Manhunt: Massive Search Follows Mysterious Disappearance. Prison Officials
Are Arrested.

MEXICO CITY--A notorious drug trafficker who may have been the
intended target of the gunmen who killed Cardinal Juan Jesus Posadas
Ocampo in 1993 escaped from a high-security prison in the state of
Jalisco late Friday, federal officials said.

The prison's director and 33 prison officers were swiftly arrested on
suspicion of aiding the escape.

The mysterious disappearance of Joaquin Guzman Loera, known as
"Chapo," triggered a massive search in the Guadalajara area, where the
prison is located. Guzman, whose name is often mentioned along with
the likes of the Arellano Felix brothers and other drug kingpins here,
was serving time for various federal crimes, including bribery, and
also faced homicide charges, Mexico's Public Security Ministry said.

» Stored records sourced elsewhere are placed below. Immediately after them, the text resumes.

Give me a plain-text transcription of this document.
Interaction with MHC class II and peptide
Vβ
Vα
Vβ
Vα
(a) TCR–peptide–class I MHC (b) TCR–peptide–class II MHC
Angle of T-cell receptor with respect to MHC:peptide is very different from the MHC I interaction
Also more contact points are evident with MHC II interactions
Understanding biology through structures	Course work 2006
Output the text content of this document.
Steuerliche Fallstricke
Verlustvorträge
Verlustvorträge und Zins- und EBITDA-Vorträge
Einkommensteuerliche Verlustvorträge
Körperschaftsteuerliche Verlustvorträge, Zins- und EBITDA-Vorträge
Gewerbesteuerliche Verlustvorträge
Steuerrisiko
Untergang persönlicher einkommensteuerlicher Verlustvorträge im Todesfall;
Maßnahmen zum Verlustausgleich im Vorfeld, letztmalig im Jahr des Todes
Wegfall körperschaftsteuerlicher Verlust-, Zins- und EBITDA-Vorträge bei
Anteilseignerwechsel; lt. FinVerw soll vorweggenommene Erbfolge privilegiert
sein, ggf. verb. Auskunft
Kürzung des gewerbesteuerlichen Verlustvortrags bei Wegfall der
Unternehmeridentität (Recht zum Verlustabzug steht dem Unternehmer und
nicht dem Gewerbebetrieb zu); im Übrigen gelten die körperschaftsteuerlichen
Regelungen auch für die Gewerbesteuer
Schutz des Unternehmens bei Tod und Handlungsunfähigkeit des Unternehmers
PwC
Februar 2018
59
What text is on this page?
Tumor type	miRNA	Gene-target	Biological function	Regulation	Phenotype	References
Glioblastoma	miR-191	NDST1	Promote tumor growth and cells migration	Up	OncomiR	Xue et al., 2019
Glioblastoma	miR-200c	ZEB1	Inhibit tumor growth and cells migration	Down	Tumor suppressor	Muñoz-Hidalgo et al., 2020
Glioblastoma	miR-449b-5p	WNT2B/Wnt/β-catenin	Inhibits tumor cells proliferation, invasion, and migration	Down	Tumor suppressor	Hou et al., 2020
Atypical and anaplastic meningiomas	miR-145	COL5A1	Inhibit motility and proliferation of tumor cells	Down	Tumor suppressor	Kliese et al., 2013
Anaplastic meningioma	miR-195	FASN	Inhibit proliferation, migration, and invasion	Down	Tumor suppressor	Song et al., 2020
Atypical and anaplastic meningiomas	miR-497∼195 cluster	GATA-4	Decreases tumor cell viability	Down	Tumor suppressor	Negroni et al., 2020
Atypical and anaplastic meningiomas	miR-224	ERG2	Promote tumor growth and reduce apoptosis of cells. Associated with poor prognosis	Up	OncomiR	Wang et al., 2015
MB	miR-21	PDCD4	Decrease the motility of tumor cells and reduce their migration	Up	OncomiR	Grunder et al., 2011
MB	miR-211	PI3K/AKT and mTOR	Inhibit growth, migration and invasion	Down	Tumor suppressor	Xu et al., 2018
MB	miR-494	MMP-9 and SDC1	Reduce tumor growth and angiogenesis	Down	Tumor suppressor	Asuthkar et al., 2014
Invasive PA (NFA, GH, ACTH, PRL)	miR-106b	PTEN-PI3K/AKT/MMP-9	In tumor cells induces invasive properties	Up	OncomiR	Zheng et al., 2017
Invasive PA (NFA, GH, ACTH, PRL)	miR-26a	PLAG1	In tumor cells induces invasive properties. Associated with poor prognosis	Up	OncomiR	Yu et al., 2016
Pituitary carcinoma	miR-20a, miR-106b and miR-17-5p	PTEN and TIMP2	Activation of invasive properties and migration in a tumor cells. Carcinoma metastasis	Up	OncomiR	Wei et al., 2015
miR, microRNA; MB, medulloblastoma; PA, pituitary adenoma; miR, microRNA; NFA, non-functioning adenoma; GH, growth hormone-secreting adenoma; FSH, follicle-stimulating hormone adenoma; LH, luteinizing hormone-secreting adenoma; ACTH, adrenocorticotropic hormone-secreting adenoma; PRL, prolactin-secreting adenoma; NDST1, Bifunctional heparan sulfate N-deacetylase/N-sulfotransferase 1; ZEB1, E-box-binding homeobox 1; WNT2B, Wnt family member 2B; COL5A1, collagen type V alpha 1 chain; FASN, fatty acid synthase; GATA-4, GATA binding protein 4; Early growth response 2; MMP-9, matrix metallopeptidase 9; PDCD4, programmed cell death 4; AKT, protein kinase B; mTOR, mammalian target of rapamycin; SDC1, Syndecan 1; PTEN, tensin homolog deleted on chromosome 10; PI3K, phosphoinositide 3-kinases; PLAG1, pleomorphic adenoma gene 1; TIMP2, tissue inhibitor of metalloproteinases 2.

According to official reports, guards verified that Guzman was in his
cell at 9:25 p.m. Friday and that by 11:35 p.m. he appeared to have
vanished.

Mexican radio, meanwhile, reported that some neighbors of the prison
said their power went out about 4 a.m. Saturday and a small white
plane was sighted flying overhead.

Authorities conducted a search of the prison grounds but found
nothing. Calling the escape "lamentable," security ministry spokesman
Jorge Tello Peon said at a news conference that "it is evident that to
have done this, Mr. Guzman had to have counted on the support of
personnel we now have in custody."

Those arrested included prison director Leonardo Beltran
Santana.

Tello also noted that the National Human Rights Commission had raised
concerns about lax discipline and preferential treatment at the prison
shortly before the escape.

Mexico's interior minister, Santiago Creel, later confirmed that
officials believed Guzman's accomplices were among those prison
officials under arrest, and he promised that he would do all he could
to get to the bottom of the case.

Creel characterized an effort by the new federal government to
confront drug cartels as a battle being waged "on all fronts."

"I'm convinced we are going to win," he added.

Guzman's escape came after a wild week of news events in Mexico that
included the kidnapping and mugging of a high-level Mexico City
official in a taxi, the killing of a child in a bomb attack in a
neighborhood of the capital and an attempt on the life of Chihuahua
Gov. Patricio Martinez, allegedly by a mentally ill former
policewoman.

In one of Mexico's most controversial unsolved mysteries, Guzman, by
some accounts, was the intended target when Cardinal Posadas Ocampo,
wearing vestments, was gunned down at the Guadalajara airport in May
1993. Rival drug cartel members were said by some to have been trying
to kill Guzman and to have hit the cardinal by mistake. Others suspect
that Guzman was actually part of a conspiracy to kill the prelate.

Guzman had been in the Puente Grande prison in Jalisco since 1995.
After his disappearance was discovered, a large contingent of federal
judicial police was sent from Mexico City to aid in the investigation,
said Roberto Santiago, a spokesman for the federal police.